Treatment and therapy: Sacrococcygeal teratoma is treated surgically. Stage I teratoma is usually treated with a combination of surgery and radiation therapy. Teratoma with malignant transformation is treated surgically, followed by radiation, chemotherapy, or both.

Prognosis, prevention, and outcomes: With sacrococcygeal teratoma, prognosis is determined by the size and histology of the tumor. These tumors can result in fatalities from secondary effects. Around one third of adult metastatic teratomas are cured with chemotherapy.

Bibliography

Carver, Brett S., Hikmat Al-Ahmadie, and Joel Sheinfeld. "Adult and Pediatric Testicular Teratoma. " The Urologic Clinics of North America, vol. 34.2, 2007, pp. 245–51.
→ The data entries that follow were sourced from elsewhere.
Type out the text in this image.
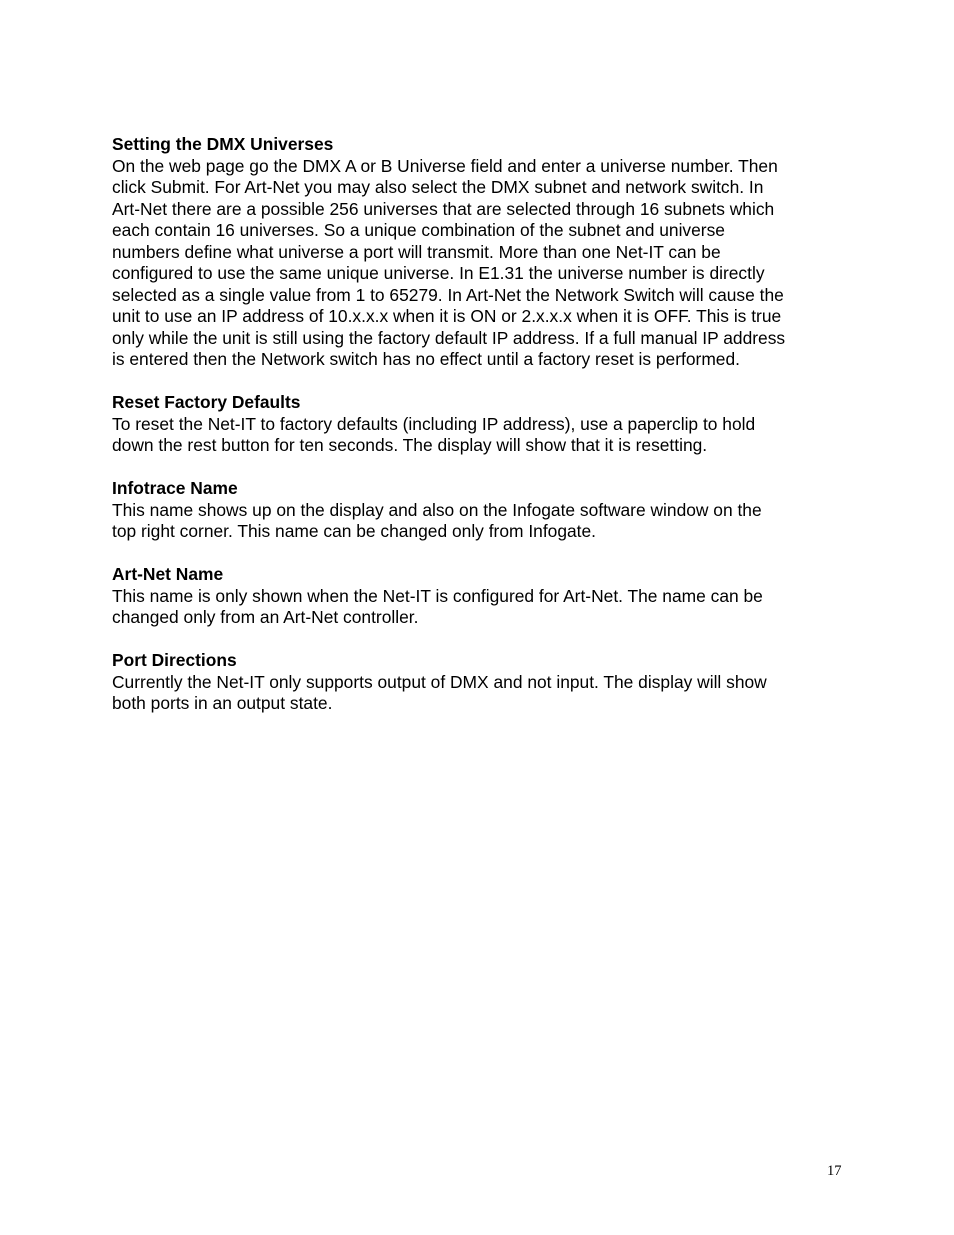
Setting the DMX Universes
On the web page go the DMX A or B Universe field and enter a universe number. Then
click Submit. For Art-Net you may also select the DMX subnet and network switch. In
Art-Net there are a possible 256 universes that are selected through 16 subnets which
each contain 16 universes. So a unique combination of the subnet and universe
numbers define what universe a port will transmit. More than one Net-IT can be
configured to use the same unique universe. In E1.31 the universe number is directly
selected as a single value from 1 to 65279. In Art-Net the Network Switch will cause the
unit to use an IP address of 10.x.x.x when it is ON or 2.x.x.x when it is OFF. This is true
only while the unit is still using the factory default IP address. If a full manual IP address
is entered then the Network switch has no effect until a factory reset is performed.
Reset Factory Defaults
To reset the Net-IT to factory defaults (including IP address), use a paperclip to hold
down the rest button for ten seconds. The display will show that it is resetting.
Infotrace Name
This name shows up on the display and also on the Infogate software window on the
top right corner. This name can be changed only from Infogate.
Art-Net Name
This name is only shown when the Net-IT is configured for Art-Net. The name can be
changed only from an Art-Net controller.
Port Directions
Currently the Net-IT only supports output of DMX and not input. The display will show
both ports in an output state.
17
Farci, Fabiola. “Testicular Teratoma - StatPearls.” NCBI, 23 Apr. 2023, www.ncbi.nlm.nih.gov/books/NBK567728. Accessed 23 June 2024.

Goyal, Nishant, et al. "Intracranial Teratomas in Children: A Clinicopathological Study." Child's Nervous System, vol. 29.11, 2013, pp. 2035–42.

Hambraeus, Mette et al. “Sacrococcygeal Teratoma: A Population-based Study of Incidence and Prenatal Prognostic Factors.” Journal of Pediatric Surgery, vol. 51.3, 2016, pp. 481-5, doi:10.1016/j.jpedsurg.2015.09.007.

Rescorla, Frederick J., et al. "Long-Term Outcome for Infants and Children with Sacrococcygeal Teratoma: A Report from the Children's Cancer Group." Journal of Pediatric Surgery, vol. 33.2, 1998, pp. 171–76.

Secondino, Simona, et al. "Testicular Tumors in the “Elderly” Population." Frontiers in Oncology, vol. 12, 2022, doi.org/10.3389/fonc.2022.972151. Accessed 23 Jun 2024.

Smirniotopoulos, J G, and M V Chiechi. “Teratomas, Dermoids, and Epidermoids of the Head and Neck.” Radiographics: A Review Publication of the Radiological Society of North America, Inc, vol. 15,6, 1995, pp. 1437-55, doi:10.1148/radiographics.15.6.8577967.